A senior Russian general was killed Tuesday by a bomb hidden in a scooter outside his apartment building in Moscow, a day after Ukraine’s security agency levelled criminal charges against him.
A Ukrainian official said the country’s security service carried out the attack. Lt.-Gen. Igor Kirillov, the chief of the military’s nuclear, biological and chemical protection forces, was killed as he left for his office.
Kirillov’s assistant also died in the bombing, which was triggered remotely, according to Russian news reports. Images from the scene showed shattered windows and scorched and blackened brickwork.
Kirillov was under sanctions from several countries, including the United Kingdom and Canada, for his actions in Moscow’s war in Ukraine. On Monday, Ukraine’s Security Service, or SBU, opened a criminal investigation against him, accusing him of directing the use of banned chemical weapons.
An official with the SBU said the agency was behind the attack. A similar claim was made by an SBU official to the Reuters news agency.
The SBU official provided footage that they said was of the bombing. It shows two men leaving a building shortly before a blast fills the frame.
The SBU has said it recorded more than 4,800 occasions when Russia used chemical weapons on the battlefield since its full-scale invasion in February 2022. In May, the U.S. State Department said in a statement that it had recorded the use of chloropicrin, a poison gas first deployed in World War I, against Ukrainian troops.
Russia has denied using any chemical weapons in Ukraine and, in turn, has accused Kyiv of using toxic agents in combat.
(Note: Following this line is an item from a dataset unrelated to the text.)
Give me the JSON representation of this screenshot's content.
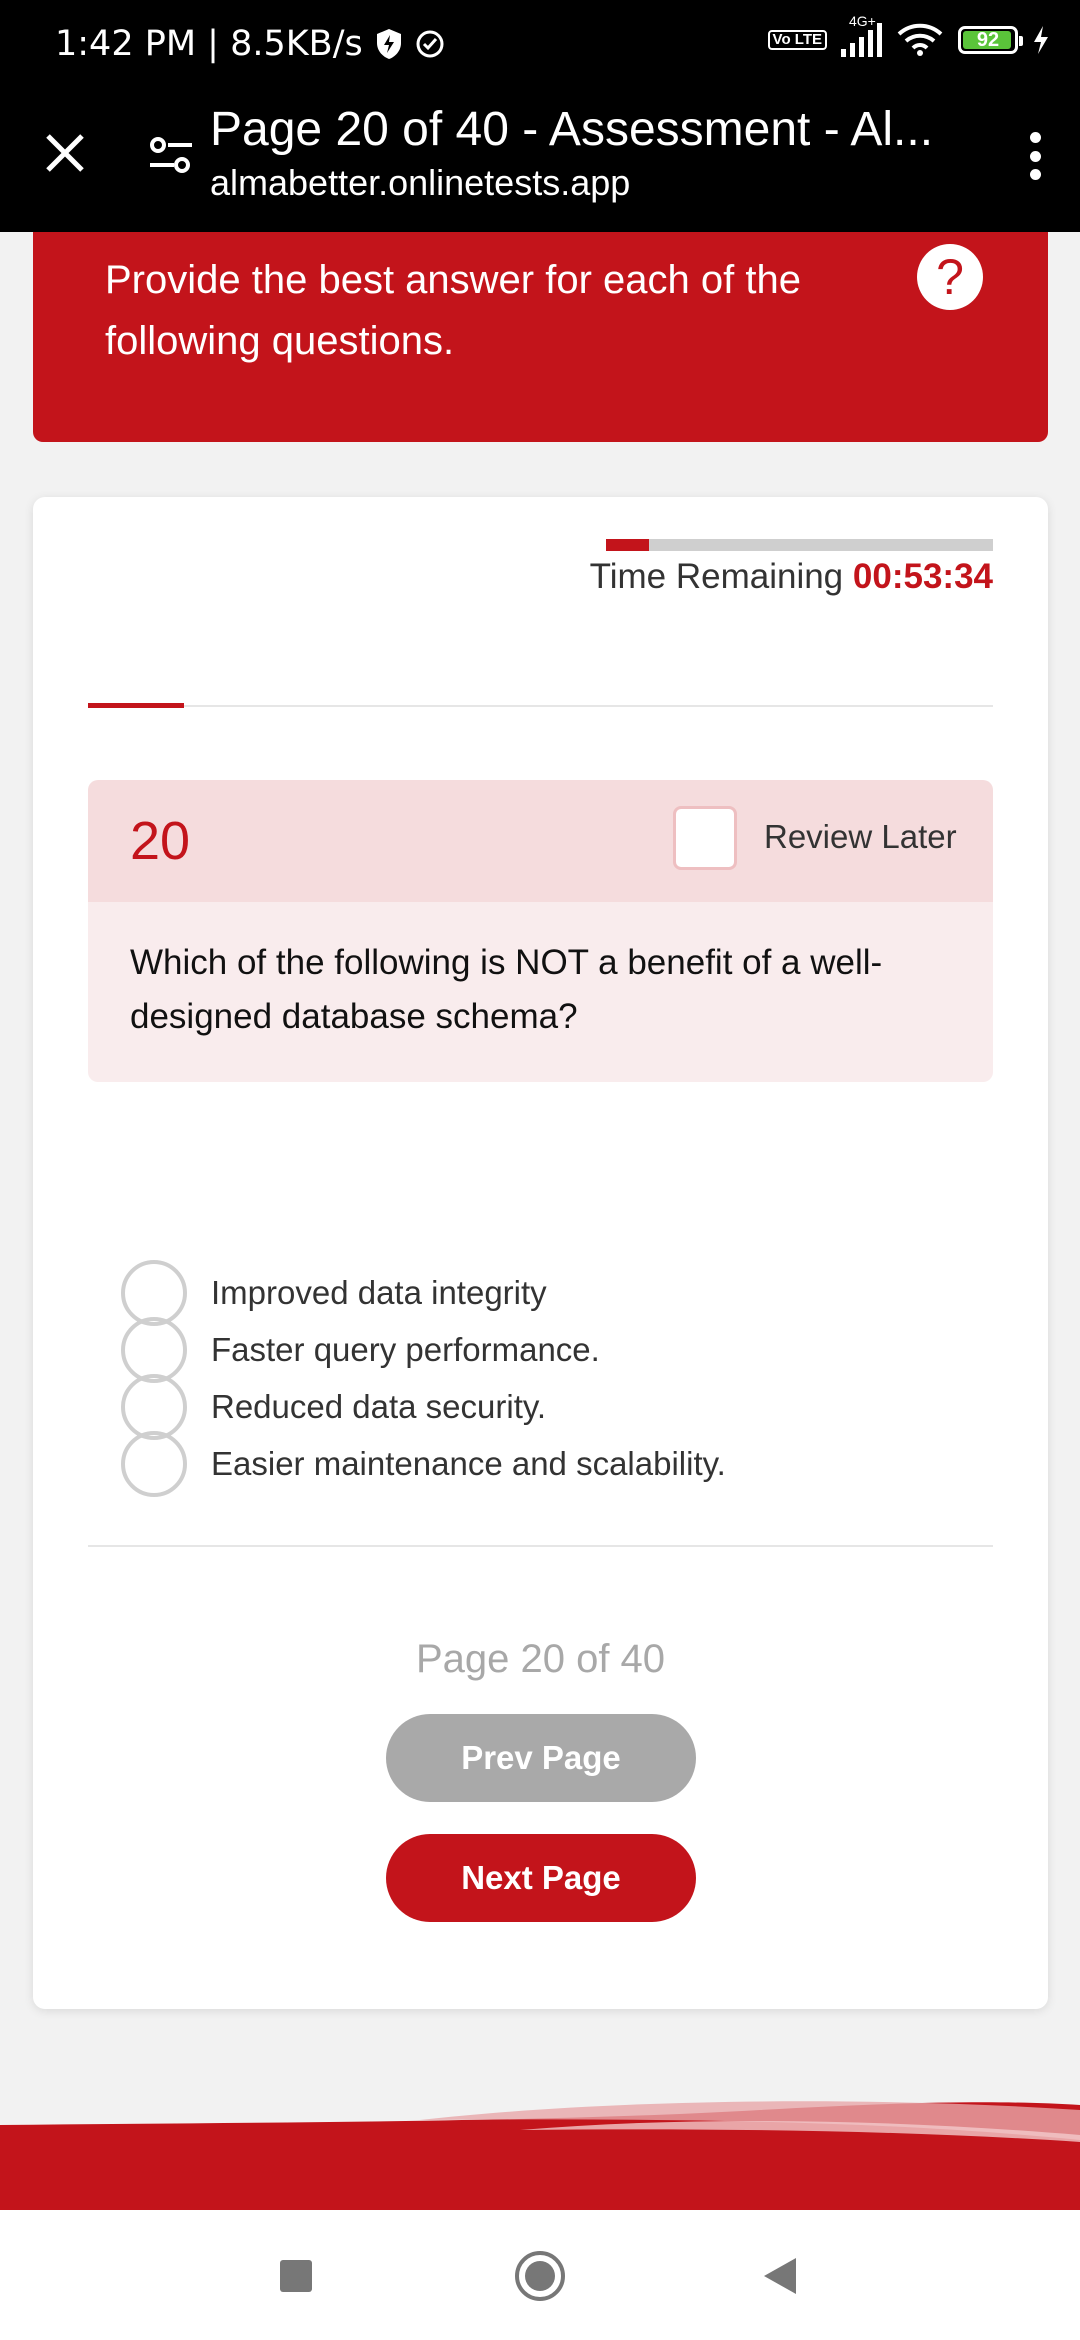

Russia vows immediate revenge
Kirillov, who took his current job in 2017, was one of the most high-profile figures to level those accusations. He held numerous briefings to accuse the Ukrainian military of using toxic agents and planning to launch attacks with radioactive substances — claims that Ukraine and its Western allies rejected as propaganda.
Russia said it is investigating Kirillov’s death as a case of terrorism.
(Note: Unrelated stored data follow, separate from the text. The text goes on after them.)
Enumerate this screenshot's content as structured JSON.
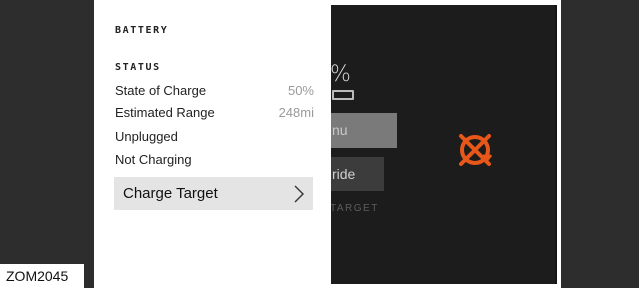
{
  "panel": {
    "title": "BATTERY",
    "status_heading": "STATUS",
    "rows": [
      {
        "label": "State of Charge",
        "value": "50%"
      },
      {
        "label": "Estimated Range",
        "value": "248mi"
      },
      {
        "label": "Unplugged",
        "value": ""
      },
      {
        "label": "Not Charging",
        "value": ""
      }
    ],
    "charge_target_label": "Charge Target"
  },
  "background": {
    "percent_text": "%",
    "menu_button_text": "nu",
    "override_button_text": "ride",
    "target_text": "TARGET",
    "icon_color": "#e8571a"
  },
  "image_label": "ZOM2045"
}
Dmitry Medvedev, ex-Russian president and current deputy chairman of Russia’s Security Council, said on Tuesday that the Ukrainian leadership would face imminent revenge for the killing, RIA news agency reported, accusing Ukraine of “cowardly and despicable strikes.”
Since Russia invaded Ukraine, several prominent figures have been killed in targeted attacks.
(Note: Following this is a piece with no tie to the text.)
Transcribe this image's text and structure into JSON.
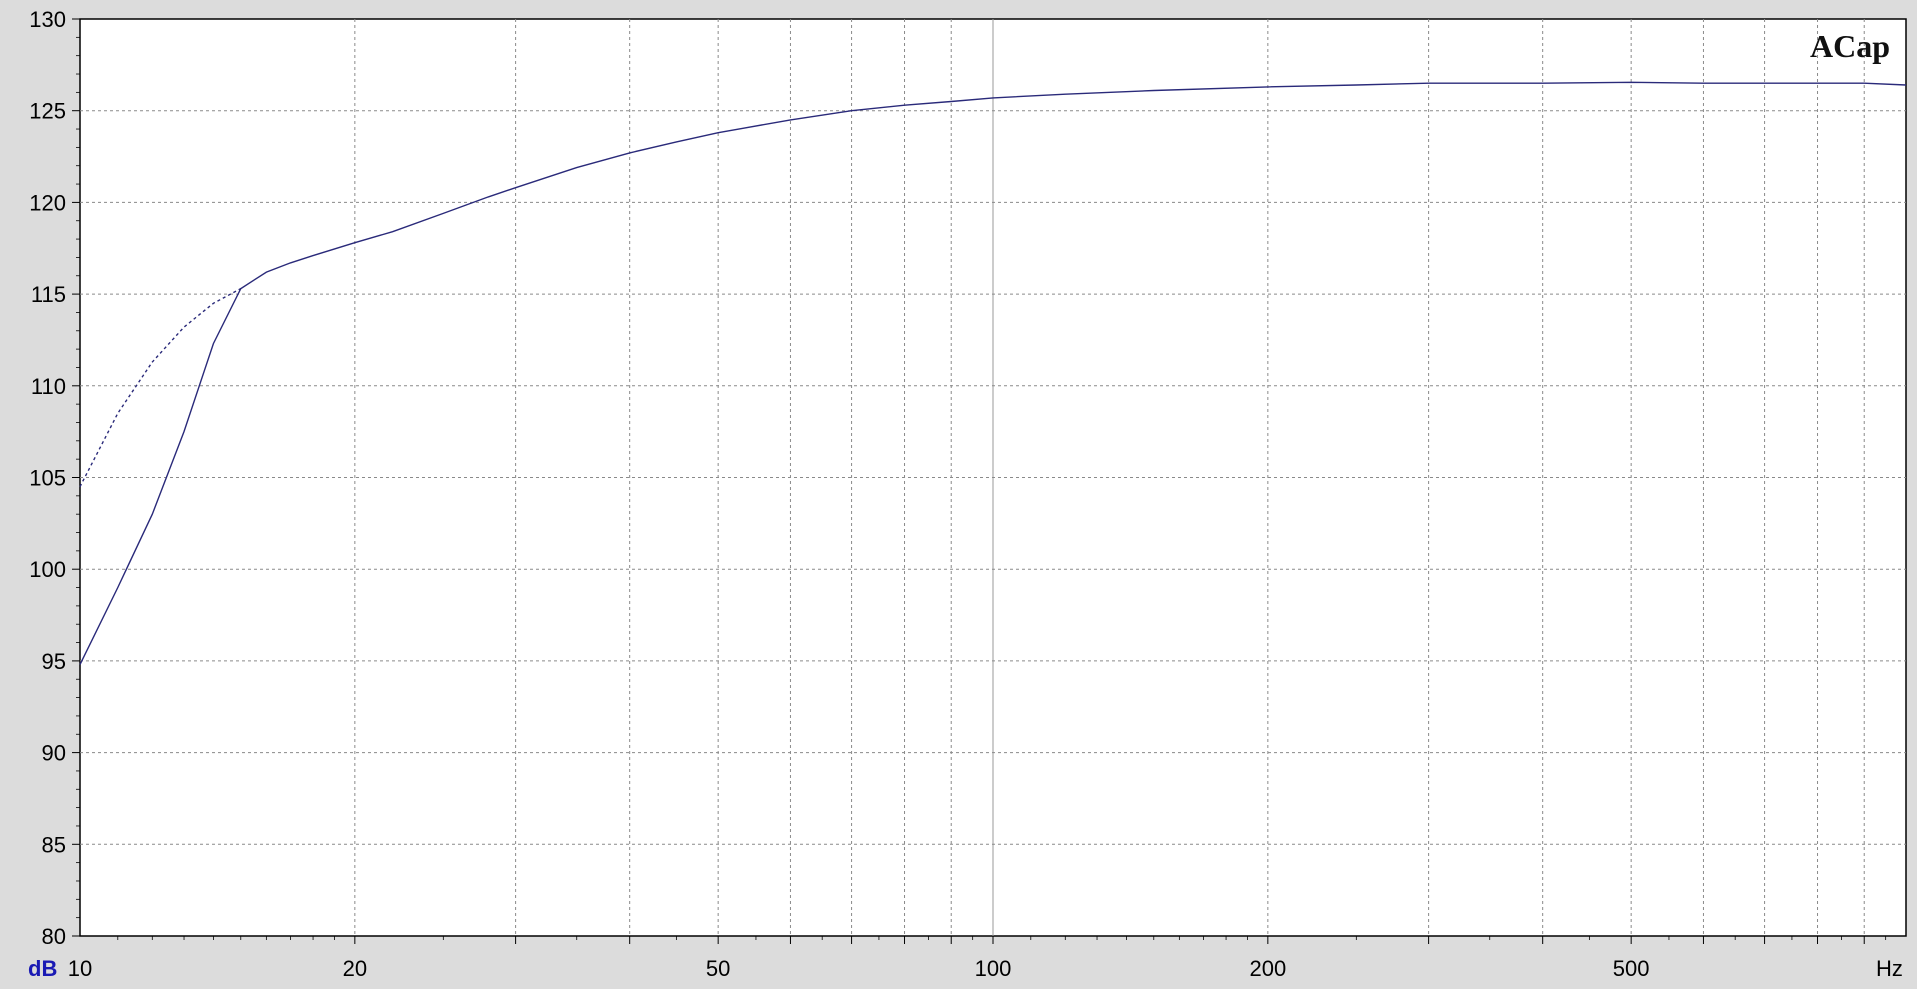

Darya Dugina, a commentator on Russian TV channels and the daughter of Kremlin-linked nationalist ideologue Alexander Dugin, died in a 2022 car bombing that investigators suspected was aimed at her father.
Vladlen Tatarsky, a popular military blogger, died in St. Petersburg in April 2023, when a statuette given to him at a party exploded. A Russian woman, who said that she presented the figurine on orders of a contact in Ukraine, was convicted in the case and handed a 27-year sentence.
In December 2023, Illia Kiva, a former pro-Moscow Ukrainian lawmaker who fled to Russia, was shot and killed near Moscow. The Ukrainian military intelligence lauded the killing, warning that other “traitors of Ukraine” would share the same fate.
On the battlefield, RIA reported that Russian forces have taken control of the settlement of Hannivka in eastern Ukraine. Reuters could not independently verify the battlefield report.
The Ukrainian air force said on Tuesday it had downed 20 Russia-launched drones.
It said on the Telegram messenger that Russia launched a total of 31 drones and an additional 10 did not reach their targets. One was still in the air.